Saturday, March 2, 2013

"Young Hearts Crying", life's constant defeat

Young Hearts Crying- Richard Yates

Spanish readers, we have to celebrate the works from Richard Yates keep being published regularly after decades of being an ignored author. We are getting close to have them fully now. The last to arrive is "Young Hearts Crying", one of his latest novels (1984) and in my opinion, arguably his most pessimistic and depressive.

And considering Yates' works that's a lot to say. The two books previously reviewed on this blog, "A Good School" and "A Special Providence" were very sad already but nothing compared with "Young Hearts Crying". Sure, the novel might not be as devastating or crude as his masterpieces "Revolutionary Road" or the "Easter Parade", but it might be his most ambitious in what refers to scope, character development, subjects and sub-plots. And because of these shows a comprehensive view of life that is absolutely merciless: life is just a constant disappointment, a never-ending defeat.

Yates' characters have no option in "Young Hearts Crying". Lucy and Michael are portrayed to detail from the day they met to decades after. In a period that comprises more than two decades, from 1950s to the 70s, we have all the ingredients: social class, courtship, marriage, friendship, sentimental relations, sex, divorce, kids, artistic ambitions, work, madness, isolation, social and political changes... All poignant failures, all fears.

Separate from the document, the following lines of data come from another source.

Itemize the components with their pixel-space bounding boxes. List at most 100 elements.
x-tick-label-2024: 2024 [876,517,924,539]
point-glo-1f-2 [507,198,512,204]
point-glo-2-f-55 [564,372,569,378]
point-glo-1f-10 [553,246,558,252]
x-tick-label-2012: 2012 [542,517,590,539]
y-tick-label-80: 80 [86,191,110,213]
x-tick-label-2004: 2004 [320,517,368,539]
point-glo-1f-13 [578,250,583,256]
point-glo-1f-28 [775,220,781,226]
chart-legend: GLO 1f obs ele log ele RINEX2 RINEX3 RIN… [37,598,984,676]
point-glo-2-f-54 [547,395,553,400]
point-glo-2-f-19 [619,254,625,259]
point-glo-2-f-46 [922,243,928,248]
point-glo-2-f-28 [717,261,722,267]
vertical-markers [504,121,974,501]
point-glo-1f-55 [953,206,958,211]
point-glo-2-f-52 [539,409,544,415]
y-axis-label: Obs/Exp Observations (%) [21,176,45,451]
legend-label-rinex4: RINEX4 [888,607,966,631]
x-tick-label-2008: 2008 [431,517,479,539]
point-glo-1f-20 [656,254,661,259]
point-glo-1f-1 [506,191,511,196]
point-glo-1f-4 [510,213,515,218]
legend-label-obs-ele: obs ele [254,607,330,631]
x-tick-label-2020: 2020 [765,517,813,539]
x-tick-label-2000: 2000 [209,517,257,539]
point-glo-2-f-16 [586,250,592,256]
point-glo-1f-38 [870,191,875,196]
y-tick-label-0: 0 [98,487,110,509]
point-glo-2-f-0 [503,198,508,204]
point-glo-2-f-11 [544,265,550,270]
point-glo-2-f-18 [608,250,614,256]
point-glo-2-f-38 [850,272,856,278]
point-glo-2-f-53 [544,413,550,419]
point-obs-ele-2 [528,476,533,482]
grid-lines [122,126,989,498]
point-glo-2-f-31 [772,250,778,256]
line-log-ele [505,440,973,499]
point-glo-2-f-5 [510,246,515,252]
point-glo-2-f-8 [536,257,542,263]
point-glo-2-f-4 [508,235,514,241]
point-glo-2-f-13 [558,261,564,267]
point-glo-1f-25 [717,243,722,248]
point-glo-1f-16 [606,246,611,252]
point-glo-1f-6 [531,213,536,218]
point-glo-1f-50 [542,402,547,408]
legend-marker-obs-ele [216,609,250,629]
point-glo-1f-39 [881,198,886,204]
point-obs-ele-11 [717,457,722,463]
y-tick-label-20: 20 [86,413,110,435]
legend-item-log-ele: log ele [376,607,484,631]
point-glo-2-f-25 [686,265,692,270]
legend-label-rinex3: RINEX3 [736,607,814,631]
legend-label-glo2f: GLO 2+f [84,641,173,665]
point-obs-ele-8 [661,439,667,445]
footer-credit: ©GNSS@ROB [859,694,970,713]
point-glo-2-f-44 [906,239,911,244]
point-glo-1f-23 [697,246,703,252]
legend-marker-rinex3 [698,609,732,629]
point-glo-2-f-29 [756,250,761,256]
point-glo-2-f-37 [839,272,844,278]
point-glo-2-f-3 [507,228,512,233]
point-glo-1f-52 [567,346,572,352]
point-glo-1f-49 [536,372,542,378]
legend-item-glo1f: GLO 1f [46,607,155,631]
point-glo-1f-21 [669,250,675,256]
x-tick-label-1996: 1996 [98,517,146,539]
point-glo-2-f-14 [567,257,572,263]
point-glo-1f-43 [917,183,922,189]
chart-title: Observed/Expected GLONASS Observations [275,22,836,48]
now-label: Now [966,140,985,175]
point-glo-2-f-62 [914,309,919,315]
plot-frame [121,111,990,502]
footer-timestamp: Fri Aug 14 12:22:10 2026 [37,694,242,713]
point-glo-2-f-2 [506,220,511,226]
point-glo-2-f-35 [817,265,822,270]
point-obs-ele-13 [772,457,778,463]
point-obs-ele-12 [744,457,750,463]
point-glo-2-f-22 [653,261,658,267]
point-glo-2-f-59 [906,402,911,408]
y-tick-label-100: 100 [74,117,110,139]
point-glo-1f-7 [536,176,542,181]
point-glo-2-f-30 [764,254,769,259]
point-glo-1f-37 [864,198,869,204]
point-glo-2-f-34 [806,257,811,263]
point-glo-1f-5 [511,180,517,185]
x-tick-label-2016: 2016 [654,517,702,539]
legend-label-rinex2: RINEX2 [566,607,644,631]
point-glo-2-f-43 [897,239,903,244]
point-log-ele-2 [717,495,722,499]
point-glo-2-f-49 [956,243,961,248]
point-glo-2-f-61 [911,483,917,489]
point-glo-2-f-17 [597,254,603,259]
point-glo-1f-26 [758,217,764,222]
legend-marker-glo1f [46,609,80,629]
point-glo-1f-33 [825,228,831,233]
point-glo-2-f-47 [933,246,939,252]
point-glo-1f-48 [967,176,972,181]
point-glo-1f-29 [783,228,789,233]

Yet despite being a book a bit too long, or having some subplots not that interesting -Lucy's hippie affair in my opinion, although it serves the purpose of portraying the decay of Michael latest relation-, Yates ability to knock you out, to dissect and find the perfect short sentence or brutal dialogue is unparalleled. One can also say that in this novel he finds a more direct voice. He is disarmingly real, the development of his characters is always vivid. But I can't help thinking this book must say a lot about the author's view of the world, of existence. Because there's barely nothing positive to hold on to inside this pages. Instead, you can even feel a certain rage, an inner turmoil that some times gets verbalised in the rants and thoughts of Michael Davenport. Social class and art receive the most harsh invectives, as well as the sad look to human relations that are Yates' trademark.

The American Dream has been and still is a recurrent subject on literature. But there's no other author capable of demolishing the dream with so much accuracy and realism than Richard Yates. Even if it hurts. And it does.